Thursday, November 13, 2008

Repugnant transactions in Inauguration tickets

eBay to Ban Resale of Inaugural Tickets

"eBay Inc. is banning the sale of coveted free tickets to the swearing-in of President-elect Barack Obama after a U.S. senator said she was crafting a bill to make such online sales a federal crime.
Representatives of the online auction site met with the Joint Congressional Committee on Inaugural Ceremonies this week and came to a mutual decision on the prohibition, said Nichola Sharpe, a spokeswoman for eBay.
“The tickets are free.
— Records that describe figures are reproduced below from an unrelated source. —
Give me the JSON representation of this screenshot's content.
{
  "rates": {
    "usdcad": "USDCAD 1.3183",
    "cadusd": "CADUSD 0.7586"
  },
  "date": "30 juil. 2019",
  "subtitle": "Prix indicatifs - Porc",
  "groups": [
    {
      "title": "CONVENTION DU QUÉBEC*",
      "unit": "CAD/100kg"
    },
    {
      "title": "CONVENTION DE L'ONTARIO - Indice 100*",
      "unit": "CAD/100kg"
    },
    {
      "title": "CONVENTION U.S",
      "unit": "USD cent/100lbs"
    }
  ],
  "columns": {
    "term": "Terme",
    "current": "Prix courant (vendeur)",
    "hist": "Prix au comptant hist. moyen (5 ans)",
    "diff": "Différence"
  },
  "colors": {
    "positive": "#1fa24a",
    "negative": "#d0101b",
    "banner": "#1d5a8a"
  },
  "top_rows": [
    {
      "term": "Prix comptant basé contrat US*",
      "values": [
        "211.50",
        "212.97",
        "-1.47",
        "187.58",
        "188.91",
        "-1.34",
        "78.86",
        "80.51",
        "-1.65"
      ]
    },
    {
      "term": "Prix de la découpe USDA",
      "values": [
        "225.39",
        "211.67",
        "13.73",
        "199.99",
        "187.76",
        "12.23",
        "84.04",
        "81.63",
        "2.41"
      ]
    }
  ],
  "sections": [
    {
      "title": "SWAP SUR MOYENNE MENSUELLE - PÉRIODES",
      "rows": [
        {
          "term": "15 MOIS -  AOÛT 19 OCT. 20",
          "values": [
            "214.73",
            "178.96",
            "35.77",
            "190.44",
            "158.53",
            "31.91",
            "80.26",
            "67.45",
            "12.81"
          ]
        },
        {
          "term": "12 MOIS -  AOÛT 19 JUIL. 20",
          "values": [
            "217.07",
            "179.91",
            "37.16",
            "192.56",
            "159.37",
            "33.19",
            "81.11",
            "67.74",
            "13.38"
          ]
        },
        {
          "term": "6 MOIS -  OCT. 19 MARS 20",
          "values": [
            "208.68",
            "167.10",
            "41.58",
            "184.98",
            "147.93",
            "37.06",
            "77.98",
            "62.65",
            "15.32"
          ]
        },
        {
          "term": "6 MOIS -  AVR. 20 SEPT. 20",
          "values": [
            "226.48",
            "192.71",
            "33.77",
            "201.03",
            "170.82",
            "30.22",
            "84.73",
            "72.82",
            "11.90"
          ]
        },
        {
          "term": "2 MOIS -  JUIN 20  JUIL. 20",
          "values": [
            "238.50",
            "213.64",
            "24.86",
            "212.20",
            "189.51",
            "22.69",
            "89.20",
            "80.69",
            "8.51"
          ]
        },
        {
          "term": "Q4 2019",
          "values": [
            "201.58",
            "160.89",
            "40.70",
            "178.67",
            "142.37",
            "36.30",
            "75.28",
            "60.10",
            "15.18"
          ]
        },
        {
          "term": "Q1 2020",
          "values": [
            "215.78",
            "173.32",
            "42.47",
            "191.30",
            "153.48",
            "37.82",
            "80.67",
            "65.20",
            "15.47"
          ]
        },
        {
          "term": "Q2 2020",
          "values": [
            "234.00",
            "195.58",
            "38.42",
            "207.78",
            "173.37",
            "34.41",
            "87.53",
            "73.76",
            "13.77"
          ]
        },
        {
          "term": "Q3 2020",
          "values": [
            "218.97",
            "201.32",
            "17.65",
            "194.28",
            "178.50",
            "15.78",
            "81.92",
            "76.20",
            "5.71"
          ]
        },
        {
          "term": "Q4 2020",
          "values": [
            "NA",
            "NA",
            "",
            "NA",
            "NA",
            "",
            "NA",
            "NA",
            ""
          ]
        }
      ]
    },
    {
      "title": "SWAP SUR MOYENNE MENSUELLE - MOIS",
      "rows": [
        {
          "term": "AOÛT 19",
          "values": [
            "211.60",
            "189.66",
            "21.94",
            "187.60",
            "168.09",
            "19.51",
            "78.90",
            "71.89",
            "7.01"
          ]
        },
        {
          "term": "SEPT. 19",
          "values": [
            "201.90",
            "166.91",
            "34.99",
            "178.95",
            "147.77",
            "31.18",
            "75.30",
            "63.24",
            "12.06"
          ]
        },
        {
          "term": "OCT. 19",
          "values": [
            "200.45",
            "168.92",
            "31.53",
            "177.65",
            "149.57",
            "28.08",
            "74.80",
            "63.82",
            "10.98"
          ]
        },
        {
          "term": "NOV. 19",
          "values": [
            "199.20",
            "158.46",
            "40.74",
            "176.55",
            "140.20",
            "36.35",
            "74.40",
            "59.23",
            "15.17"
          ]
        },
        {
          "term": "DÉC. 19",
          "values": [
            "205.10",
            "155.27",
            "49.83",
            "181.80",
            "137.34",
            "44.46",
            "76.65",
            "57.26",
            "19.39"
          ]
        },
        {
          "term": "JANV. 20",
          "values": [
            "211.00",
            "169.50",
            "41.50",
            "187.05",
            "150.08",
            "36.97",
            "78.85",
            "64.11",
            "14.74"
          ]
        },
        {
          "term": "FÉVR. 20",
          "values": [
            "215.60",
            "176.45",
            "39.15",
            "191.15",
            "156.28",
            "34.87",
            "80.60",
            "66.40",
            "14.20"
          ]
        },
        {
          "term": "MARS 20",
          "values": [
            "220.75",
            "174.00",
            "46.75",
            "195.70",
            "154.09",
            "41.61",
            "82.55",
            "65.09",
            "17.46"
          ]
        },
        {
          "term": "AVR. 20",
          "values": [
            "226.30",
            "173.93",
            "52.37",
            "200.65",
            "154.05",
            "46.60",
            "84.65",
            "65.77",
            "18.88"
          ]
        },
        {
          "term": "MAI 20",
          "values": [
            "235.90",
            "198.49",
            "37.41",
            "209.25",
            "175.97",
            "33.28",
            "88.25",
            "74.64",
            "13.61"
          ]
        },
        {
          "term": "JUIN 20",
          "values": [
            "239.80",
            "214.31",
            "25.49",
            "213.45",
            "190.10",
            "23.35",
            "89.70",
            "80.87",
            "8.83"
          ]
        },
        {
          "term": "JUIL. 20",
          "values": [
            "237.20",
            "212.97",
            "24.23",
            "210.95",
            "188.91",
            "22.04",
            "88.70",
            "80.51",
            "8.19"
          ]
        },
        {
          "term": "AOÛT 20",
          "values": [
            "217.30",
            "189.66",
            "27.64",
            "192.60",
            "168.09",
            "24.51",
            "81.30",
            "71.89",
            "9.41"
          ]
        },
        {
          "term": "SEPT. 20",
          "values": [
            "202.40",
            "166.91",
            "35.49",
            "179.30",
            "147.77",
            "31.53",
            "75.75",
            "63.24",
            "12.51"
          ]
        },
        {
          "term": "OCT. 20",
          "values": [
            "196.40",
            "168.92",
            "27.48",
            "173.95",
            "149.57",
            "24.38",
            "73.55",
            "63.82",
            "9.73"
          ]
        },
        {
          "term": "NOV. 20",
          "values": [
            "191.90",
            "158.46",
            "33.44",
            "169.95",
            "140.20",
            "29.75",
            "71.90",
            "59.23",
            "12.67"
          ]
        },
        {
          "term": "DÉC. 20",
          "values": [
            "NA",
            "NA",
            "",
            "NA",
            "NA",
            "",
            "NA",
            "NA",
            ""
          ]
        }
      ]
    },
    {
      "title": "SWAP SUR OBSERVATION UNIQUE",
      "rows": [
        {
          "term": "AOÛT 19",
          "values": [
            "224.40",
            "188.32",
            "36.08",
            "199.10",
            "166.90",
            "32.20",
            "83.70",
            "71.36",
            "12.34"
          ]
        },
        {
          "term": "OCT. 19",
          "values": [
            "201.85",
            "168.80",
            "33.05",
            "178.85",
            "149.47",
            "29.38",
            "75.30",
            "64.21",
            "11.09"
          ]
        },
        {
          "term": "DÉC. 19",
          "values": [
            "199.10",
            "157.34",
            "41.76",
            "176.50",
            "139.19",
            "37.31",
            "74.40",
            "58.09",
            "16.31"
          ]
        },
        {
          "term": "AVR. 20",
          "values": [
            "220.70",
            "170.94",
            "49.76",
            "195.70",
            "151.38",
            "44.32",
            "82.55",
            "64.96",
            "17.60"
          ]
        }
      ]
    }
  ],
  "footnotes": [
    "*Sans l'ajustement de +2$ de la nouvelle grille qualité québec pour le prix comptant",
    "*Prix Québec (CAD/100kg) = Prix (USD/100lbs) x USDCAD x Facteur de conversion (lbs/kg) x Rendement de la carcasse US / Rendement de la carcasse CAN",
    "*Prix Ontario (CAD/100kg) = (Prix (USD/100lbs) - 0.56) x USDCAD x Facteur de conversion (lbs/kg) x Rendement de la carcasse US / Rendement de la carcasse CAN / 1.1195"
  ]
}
We felt that it is an official event,” Sharpe said in an interview today. “We think it’s in the best interest of all concerned.”
Sen. Dianne Feinstein (D-Calif.), chairman of the committee, announced Monday that she was contacting sites, like eBay and Craigslist, to ask them to stop selling the tickets to the Jan. 20 event. She also said she was drafting legislation to criminalize the sales. "

2 comments:

YCL said...

Closer to home, Harvard undergrads are debating the morality of selling/scalping Harvard-Yale tickets! :)

Scott said...

And--annually--Harvard commencement tickets sell at exorbitant prices, despite an official regulation prohibiting such sales. MIT allows the sale and trading of commencement tickets, and the market has historically set a rather low price.